Online Travel Agents Have Existing Market Share
Booking sites let you access a global audience that would be extremely expensive — if not impossible — to curate on your own. The commission rates charged by online travel agents are much less compared to matching marketing spend required to achieve the type of engagement and exposure these companies can deliver. While hotels and motels are listed alongside their competitors, it can still be a good deal for accommodation businesses able to impress guests and get good reviews and ratings.
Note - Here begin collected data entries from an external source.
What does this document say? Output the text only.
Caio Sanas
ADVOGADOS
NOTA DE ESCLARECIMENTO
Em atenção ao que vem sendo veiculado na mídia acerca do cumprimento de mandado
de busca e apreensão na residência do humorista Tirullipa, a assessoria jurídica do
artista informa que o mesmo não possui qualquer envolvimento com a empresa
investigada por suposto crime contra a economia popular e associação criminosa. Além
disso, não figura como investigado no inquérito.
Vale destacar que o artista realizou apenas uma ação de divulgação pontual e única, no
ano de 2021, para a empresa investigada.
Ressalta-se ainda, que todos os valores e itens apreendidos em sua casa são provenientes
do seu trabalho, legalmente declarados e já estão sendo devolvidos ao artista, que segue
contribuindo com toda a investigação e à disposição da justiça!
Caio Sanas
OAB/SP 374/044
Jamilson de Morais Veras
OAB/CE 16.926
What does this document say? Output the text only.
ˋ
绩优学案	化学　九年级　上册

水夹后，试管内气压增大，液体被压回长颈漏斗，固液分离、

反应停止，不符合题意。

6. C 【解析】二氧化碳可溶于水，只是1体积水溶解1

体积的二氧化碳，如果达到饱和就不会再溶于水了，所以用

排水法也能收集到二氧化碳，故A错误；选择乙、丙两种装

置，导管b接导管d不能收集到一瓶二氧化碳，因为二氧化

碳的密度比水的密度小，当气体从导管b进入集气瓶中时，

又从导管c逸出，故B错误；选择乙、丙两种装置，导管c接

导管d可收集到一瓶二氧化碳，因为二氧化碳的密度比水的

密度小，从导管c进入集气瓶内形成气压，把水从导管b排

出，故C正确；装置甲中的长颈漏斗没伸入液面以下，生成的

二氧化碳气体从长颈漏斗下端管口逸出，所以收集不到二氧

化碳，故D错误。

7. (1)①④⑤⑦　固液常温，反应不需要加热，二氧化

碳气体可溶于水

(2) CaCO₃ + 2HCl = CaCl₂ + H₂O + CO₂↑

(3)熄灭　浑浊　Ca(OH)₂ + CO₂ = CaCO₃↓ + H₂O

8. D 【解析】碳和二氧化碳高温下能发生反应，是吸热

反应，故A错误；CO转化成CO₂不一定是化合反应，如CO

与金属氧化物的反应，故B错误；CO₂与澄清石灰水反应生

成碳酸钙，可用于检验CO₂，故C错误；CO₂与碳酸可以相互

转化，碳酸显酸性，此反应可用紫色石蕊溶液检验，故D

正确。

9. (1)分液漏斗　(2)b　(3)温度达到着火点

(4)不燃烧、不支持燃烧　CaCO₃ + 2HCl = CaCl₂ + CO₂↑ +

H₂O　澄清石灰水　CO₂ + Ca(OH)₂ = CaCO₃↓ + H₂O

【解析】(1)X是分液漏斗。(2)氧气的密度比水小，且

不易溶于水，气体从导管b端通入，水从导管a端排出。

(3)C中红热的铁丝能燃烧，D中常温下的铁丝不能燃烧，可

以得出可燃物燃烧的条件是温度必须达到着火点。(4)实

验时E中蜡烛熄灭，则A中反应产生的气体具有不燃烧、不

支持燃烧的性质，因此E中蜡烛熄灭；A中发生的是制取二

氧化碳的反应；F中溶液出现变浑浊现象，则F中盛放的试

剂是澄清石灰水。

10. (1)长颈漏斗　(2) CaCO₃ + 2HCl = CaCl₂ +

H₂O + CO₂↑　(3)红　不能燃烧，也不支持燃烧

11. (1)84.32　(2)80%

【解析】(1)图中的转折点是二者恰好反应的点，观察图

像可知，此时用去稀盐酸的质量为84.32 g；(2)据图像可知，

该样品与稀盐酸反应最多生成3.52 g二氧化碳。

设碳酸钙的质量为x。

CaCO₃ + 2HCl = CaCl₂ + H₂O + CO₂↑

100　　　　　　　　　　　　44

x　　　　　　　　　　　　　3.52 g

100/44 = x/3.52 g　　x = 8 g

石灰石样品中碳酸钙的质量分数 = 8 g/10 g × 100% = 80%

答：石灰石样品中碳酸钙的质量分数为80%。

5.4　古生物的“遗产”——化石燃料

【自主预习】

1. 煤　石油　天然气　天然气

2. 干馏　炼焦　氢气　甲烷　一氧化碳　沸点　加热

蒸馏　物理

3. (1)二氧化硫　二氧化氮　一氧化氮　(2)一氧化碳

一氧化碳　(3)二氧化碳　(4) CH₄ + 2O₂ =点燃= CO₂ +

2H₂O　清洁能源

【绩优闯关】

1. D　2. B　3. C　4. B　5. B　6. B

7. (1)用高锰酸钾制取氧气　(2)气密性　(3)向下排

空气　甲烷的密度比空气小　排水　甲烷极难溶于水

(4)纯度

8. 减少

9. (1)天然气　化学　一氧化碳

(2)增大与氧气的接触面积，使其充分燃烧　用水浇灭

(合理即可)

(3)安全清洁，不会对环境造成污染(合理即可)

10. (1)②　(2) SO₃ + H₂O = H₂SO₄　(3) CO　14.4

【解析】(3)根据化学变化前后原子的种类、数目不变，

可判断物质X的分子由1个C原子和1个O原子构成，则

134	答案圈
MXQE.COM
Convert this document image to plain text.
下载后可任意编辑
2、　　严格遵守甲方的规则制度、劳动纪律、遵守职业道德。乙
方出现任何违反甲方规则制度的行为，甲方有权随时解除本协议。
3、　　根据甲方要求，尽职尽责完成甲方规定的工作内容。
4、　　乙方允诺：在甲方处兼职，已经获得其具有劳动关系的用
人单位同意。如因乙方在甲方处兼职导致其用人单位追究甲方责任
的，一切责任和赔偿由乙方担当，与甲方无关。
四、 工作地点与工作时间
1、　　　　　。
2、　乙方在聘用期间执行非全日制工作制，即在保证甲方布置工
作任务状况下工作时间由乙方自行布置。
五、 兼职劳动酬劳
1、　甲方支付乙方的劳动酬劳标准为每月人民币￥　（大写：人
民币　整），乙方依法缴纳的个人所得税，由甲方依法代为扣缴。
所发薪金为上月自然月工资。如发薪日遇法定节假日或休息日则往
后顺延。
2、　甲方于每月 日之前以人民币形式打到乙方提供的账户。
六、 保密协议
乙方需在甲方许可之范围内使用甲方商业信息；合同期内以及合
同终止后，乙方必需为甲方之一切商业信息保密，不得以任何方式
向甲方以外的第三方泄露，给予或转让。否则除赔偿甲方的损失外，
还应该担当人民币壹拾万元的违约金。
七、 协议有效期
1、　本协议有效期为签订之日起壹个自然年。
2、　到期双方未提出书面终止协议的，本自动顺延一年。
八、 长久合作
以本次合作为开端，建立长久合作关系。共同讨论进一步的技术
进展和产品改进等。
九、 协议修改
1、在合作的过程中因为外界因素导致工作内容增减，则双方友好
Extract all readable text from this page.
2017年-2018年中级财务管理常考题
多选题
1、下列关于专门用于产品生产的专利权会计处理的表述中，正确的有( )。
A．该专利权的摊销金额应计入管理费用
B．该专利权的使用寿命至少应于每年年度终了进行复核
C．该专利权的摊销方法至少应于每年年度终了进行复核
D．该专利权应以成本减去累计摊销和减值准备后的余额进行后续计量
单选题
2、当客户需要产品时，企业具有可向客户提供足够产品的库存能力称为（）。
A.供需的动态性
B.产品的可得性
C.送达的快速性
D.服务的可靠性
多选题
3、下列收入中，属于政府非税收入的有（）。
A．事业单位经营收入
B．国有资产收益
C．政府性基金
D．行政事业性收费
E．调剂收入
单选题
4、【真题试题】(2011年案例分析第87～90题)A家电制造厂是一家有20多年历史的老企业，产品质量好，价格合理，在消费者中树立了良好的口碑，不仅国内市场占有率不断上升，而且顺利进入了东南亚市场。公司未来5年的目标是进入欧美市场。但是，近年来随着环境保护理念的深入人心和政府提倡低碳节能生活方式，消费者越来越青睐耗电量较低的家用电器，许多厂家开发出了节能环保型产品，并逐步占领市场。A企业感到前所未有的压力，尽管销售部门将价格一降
Showing Up in OTA Listings Provides Some Credibility
Having your hotel or motel listed on well-known OTA sites can lend credibility to your brand. International guests — and even those from other areas of New Zealand — don't always have access to regional information. It's easy to find a list of accommodation businesses in any town or city, but without local knowledge, guests don't know which establishments are reputable. Seeing a business on an OTA site helps potential guests feel more comfortable with booking. This is particularly true for smaller businesses that aren't part of chains with a known brand.
Payment Is Made on the Business Generated
Finally, some hotel and motel owners might not realise they pay the OTA based on business generated, which increases overall return on investment. That means any of the general advertising benefits, which can included increased brand recognition for the business, are not services which are charged to the hotel or motel. The entire process works more like pay-per-view or pay-per-click advertising works: your business name is put out there, but you only pay when a consumer takes action.
While hotel and motel owners certainly get something out of the deal, OTA arrangements aren't always perfect. The Commerce Commission recently investigated parity clauses, and the online companies did agree to make some alterations that created slightly more favourable terms for businesses. The new agreements offer a bit more leeway for businesses to offer deals, though you still have to be careful when advertising to avoid breaching terms of service and losing your listings on specific booking sites.
Hospitality NZ representatives have said the changes don't go far enough, and industry professionals continue to seek better agreements. In the meantime, working with OTA sites lets accommodations businesses access opportunities that wouldn't otherwise materialise.